Basler Zeitung: Der Kosmopolit
Der türkische Ultranationalist Dogu Perinçek hat in der Schweiz mehrfach öffentlich den vom osmanischen Reich begangenen Genozid an den Armeniern als «internationale Lüge» bezeichnet. Dafür wurde er 2007 aufgrund der Rassismus- Strafnorm, die die Leugnung eines Genozids unter Strafe stellt, verurteilt. Nun hat der Europäische Menschenrechtsgerichtshof (EMRGH) seinerseits die Schweiz wegen Verletzung von Perinçeks Meinungsäusserungsfreiheit zu einer Entschädigung an diesen verpflichtet.
1915-1916 wurden in Anatolien die rund zwei Millionen Armenier bis auf wenige Tausend ausgerottet. Männern und Burschen wurde meist die Kehle durchgeschnitten, sie wurden aufgehängt, ertränkt, erstochen oder erschossen. Frauen, Alte und kleine Kinder schickte man auf Todesmärsche durch die Wüste und verbot der lokalen Bevölkerung entlang des Weges bei Todesstrafe jegliche Hilfestellung. Nur eine Minderheit von wenigen Hunderttausend überlebte die Todesmärsche und fand vor allem in Libanon, Syrien und Frankreich Zuflucht. Allgemein ist man sich unter Historikern einig, dass es sich um den ersten Genozid der Moderne handelte. Lediglich die Türkei leugnet dies vehement und anerkennt bloss «tragische Ereignisse».

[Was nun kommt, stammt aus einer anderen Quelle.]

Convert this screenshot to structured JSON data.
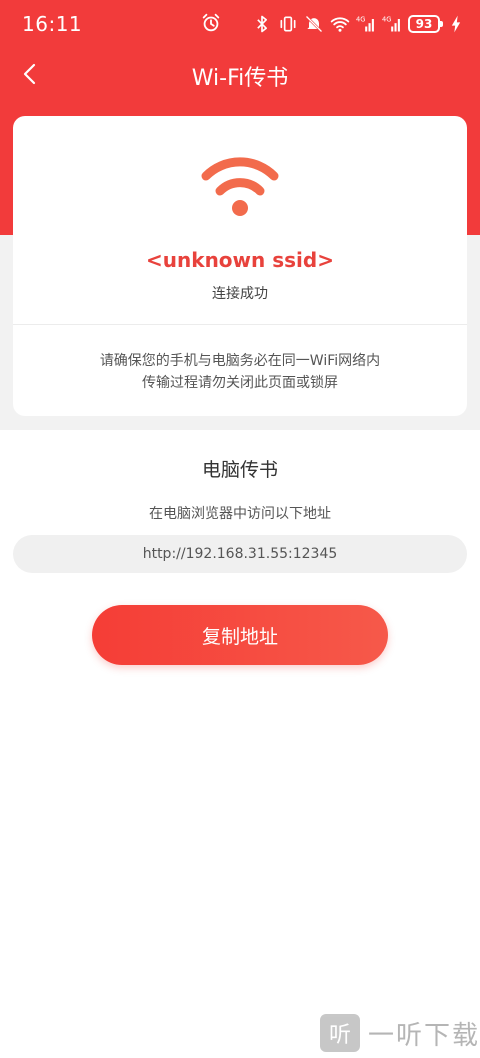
{
  "status_bar": {
    "time": "16:11",
    "battery": "93",
    "icons": [
      "alarm-icon",
      "bluetooth-icon",
      "vibrate-icon",
      "mute-icon",
      "wifi-icon",
      "signal-4g-icon",
      "signal-4g-icon",
      "battery-icon",
      "charging-icon"
    ]
  },
  "header": {
    "title": "Wi-Fi传书",
    "back_icon": "chevron-left-icon"
  },
  "card": {
    "wifi_icon": "wifi-icon",
    "ssid": "<unknown ssid>",
    "status": "连接成功",
    "tip_line1": "请确保您的手机与电脑务必在同一WiFi网络内",
    "tip_line2": "传输过程请勿关闭此页面或锁屏"
  },
  "transfer": {
    "title": "电脑传书",
    "subtitle": "在电脑浏览器中访问以下地址",
    "address": "http://192.168.31.55:12345",
    "copy_label": "复制地址"
  },
  "watermark": {
    "badge": "听",
    "text": "一听下载"
  },
  "colors": {
    "header_red": "#f23b3b",
    "accent_red": "#e8423c",
    "wifi_icon": "#f26b4c",
    "button_start": "#f53d36",
    "button_end": "#f6594a",
    "band_grey": "#f2f2f2"
  }
}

Die Strassburger Richter umgingen die Frage, ob es sich wirklich um einen Genozid handelte, sprechen aber Herrn Perinçek das Recht zu, dies zu leugnen. Sie nehmen damit eine Gratwanderung vor: Während die Leugnung des Holocaust an den Juden in Europa weiterhin strafbar bleiben soll, will man die mächtige Türkei nicht vor den Kopf stossen, zumal sie für den Fall einer Gutheissung des Schweizer Urteils gar mit dem Austritt aus dem Europarat gedroht hatte. Vor allem aber masst sich der EMRGH einmal mehr an, Grauzonenfälle zu entscheiden, statt im Sinne des eben erst vom Europarat bekräftigten Subsidiaritätsprinzips den Entscheidungsspielraum der Mitgliedstaaten zu respektieren, wenn man in gutem Treuen geteilter Meinung sein kann. Damit agiert der Gerichtshof als Instanz europäischer Rechtsvereinheitlichung und unterminiert unter Überdehnung seines Mandats die Souveränität der Europaratsstaaten. Dies widerspricht diametral dem Grundgedanken der EMRK, die lediglich den Respekt elementarster Menschenrechte sicherstellen wollte.

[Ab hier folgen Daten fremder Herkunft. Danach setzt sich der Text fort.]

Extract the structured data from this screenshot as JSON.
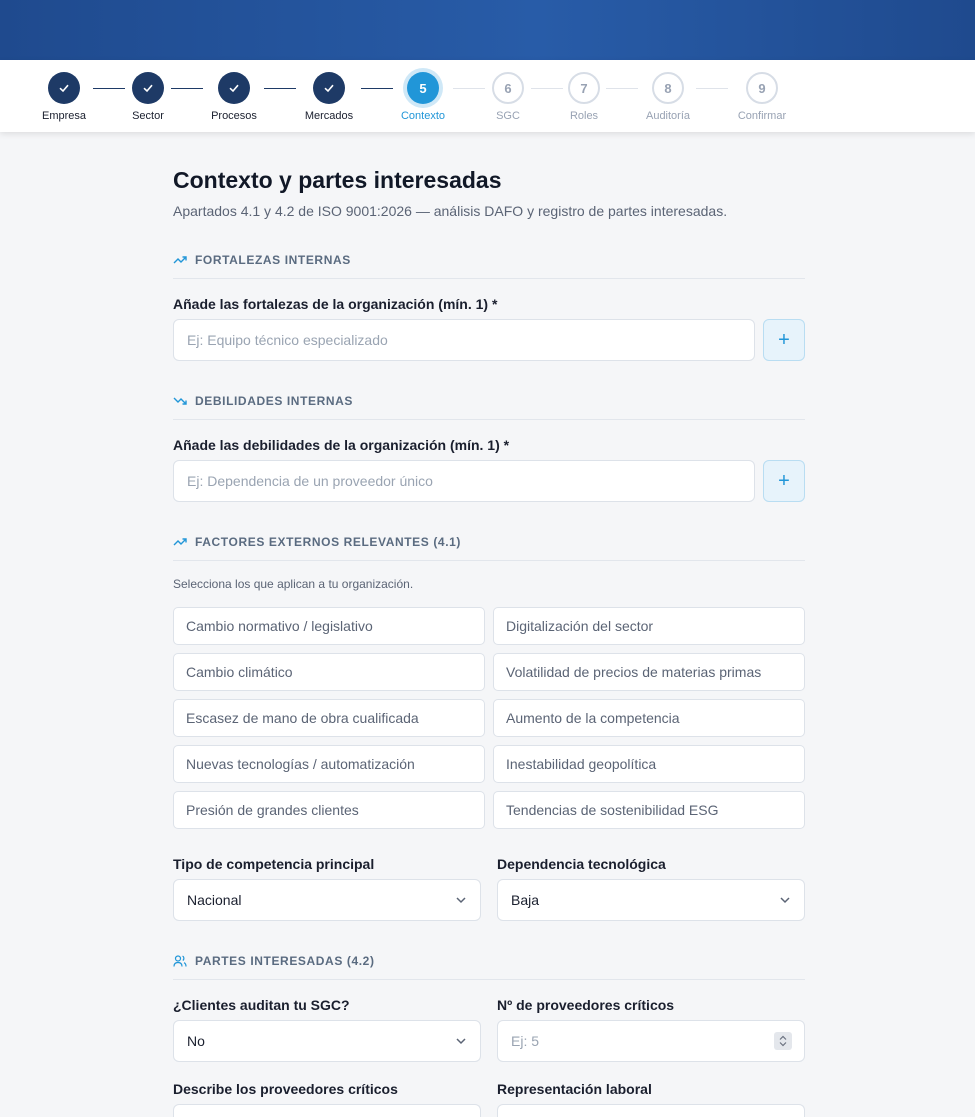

Das Urteil zeigt indes nicht nur die Fragwürdigkeit der zunehmend verpolitisierten Strassburger Justiz, sondern auch der schweizerischen Rassismus-Strafnorm: Es dürfte weitgehend unbestritten sein, dass Hetze gegen fremde Menschen und namentlich Aufrufe zu Gewalt und Diskriminierung unter Strafe zu stellen sind. Schon heikler wird es, wenn statistische Tatsachen nicht mehr öffentlich formuliert werden dürfen, weil sie gewisse Bevölkerungsgruppen in ein unvorteilhaftes Licht stellen. Auch kann man sich fragen, ob es wirklich sinnvoll ist, die Leugnung historischer Fakten wie der Völkermorde an Armeniern, Juden oder Tutsis unter Strafe zu stellen. Zum einen gerät man so rasch in Abgrenzungsprobleme, wie im vorliegenden Fall: Man nötigt die Richter, historische Vorkommnisse in weit entfernten Ländern autoritativ zu werten und damit potenziell auch die Beziehungen der Schweiz zu andern Staaten zu belasten und/oder sich dem Vorwurf auszusetzen, mit zweierlei Ellen zu messen.

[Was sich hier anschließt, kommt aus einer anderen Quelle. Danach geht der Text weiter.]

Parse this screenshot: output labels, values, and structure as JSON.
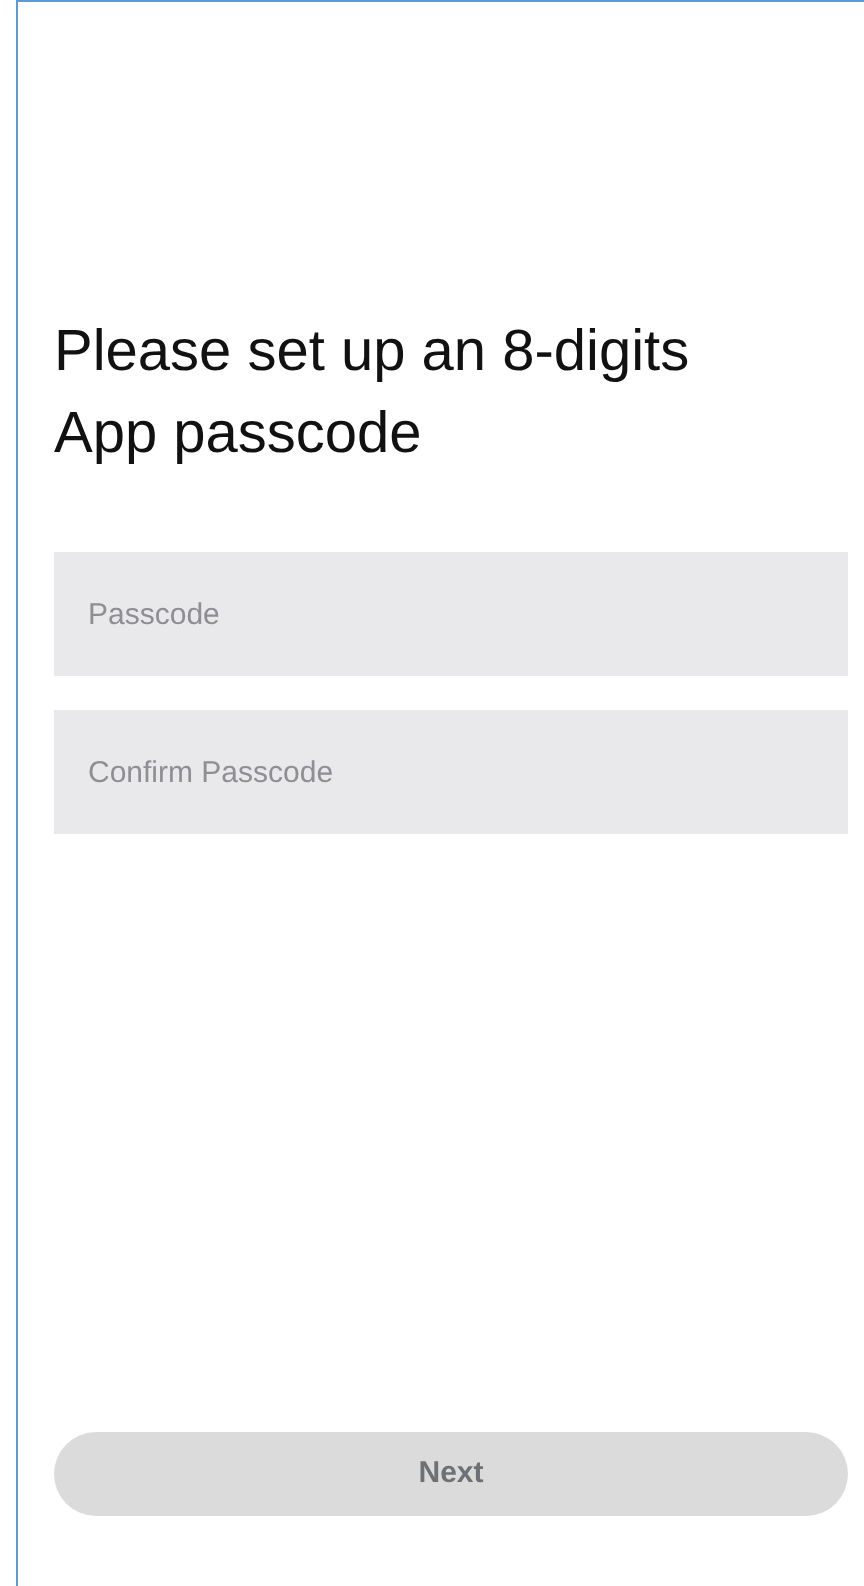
{
  "title": "Please set up an 8-digits App passcode",
  "fields": [
    {
      "placeholder": "Passcode"
    },
    {
      "placeholder": "Confirm Passcode"
    }
  ],
  "next_button": {
    "label": "Next",
    "disabled": true
  }
}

Zum andern leistet man Verschwörungstheorien Vorschub, wonach es etwas zu verbergen gebe, wenn gewisse historische Ereignisse nicht mehr kontrovers diskutiert werden dürften. Die USA sind hier für einmal vorbildlich und geben der Meinungsfreiheit Vorrang, unabhängig davon, wie absurd und tatsachenwidrig die geäusserten Meinungen sind. Diese Haltung wird auch und gerade von der grossen und einflussreichen jüdischen Minderheit mitgetragen. Es gibt gar jüdische Anwälte, die das Recht von Neonazis auf Demonstrationen und auf Verbreitung ihrer absurden Thesen vor Gericht verteidigt haben.
Die Bestrafung der Leugnung historischer Tatsachen ist hingegen ein Produkt deutscher Gründlichkeit und Staatsgläubigkeit vor dem Hintergrund der unsäglichen Verbrechen, welche das Dritte Reich beging. Die schweizerische Haltung in derartigen Fragen steht der amerikanischen traditionell weit näher und unsere historische Ausgangsposition ist eher der amerikanischen als der deutschen vergleichbar. Die ausgreifende Formulierung der Rassismus-Strafnorm dürfte neben der seinerzeitigen Diskussion um die Holocaust-Gelder auch dem wachsenden deutschen Einfluss an unseren historischen und juristischen Universitätsfakultäten zu verdanken sein. Sie entspricht jedenfalls nicht dem freiheitlichen Geist unseres Landes. Das Strassburger Urteil bietet einen willkommenen Anlass, diese Gesetzesbestimmung auf ihren notwendigen Kerngehalt eines Verbots der Aufhetzung gegen einzelne Volksgruppen und namentlich des Aufrufs zu Gewaltanwendung oder Diskriminierung zurückzuführen. Die Wertung geschichtlicher Ereignisse ist die Aufgabe von Historikern und nicht der Richter!